In 2001 EGTRRA substantially reduced the amount of estate tax paid by all Americans. The good news is that for this year, 2010, the estate tax goes away. The bad news is that the estate tax is replaced by a brand new income tax. All trusts needs to include language to deal with this income tax.

The Brand New Income Tax

Under the previous version of the Internal Revenue Code (IRC), there was a tax on all assets that a taxpayer owned on the day of death. One major benefit from the estate tax is there is generally no income tax on the assets if they were sold. The reason there is no income tax is the basis or cost of the asset was stepped up to fair market value. For example, if you bought a building for $100 and sold it before you died for $500, you would pay capital gains tax on $400. $100 is your cost or basis. $500 is the value of the asset. $500 (FMV) less $100 (cost) equals a gain of $400. If the personal representative sold the building the day after death, there is no capital gains tax. The basis or cost of the property is stepped up after death to $500. So $500 (FMV) less $500 (stepped up basis) equals $0 capital gains tax. Well the new law gets rid of the stepped up basis rule. The result is an income tax on the taxpayer’s property at death.
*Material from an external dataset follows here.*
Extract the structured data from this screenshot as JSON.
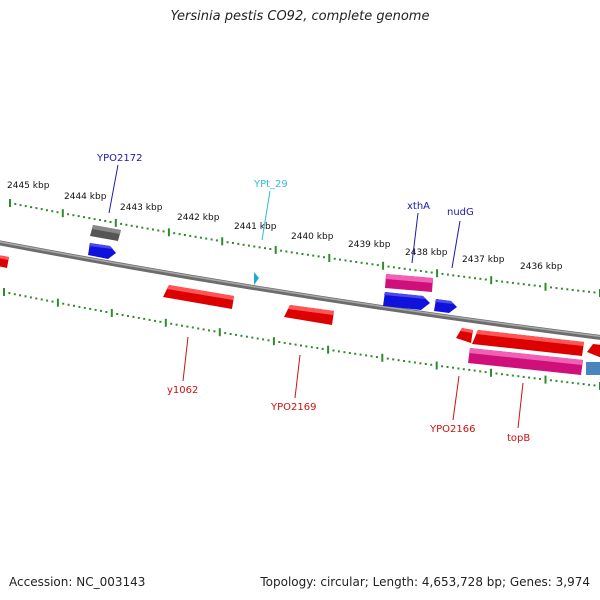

Most Trusts Don’t Deal With the New Income Tax

When EGTRRA was passed it was designed to last through 2010. In 2010 the estate tax went away and the income tax was put in its place. The law says it sunsets (ends) in 2010 and in 2011 we go back to the law we had before EGTRRA. The estate planning community believed that we would never see EGTRRA sunset. The literature said Congress would change the law so we would not have to deal with the new income tax. As of the day this guide is first published, the literature is wrong. The income tax is here and we have to deal with it. Most trusts are written to help to reduce estate tax. Very few trusts are written to help reduce the new income tax. So trusts need to be reviewed and amended to take help taxpayers avoid the new income tax.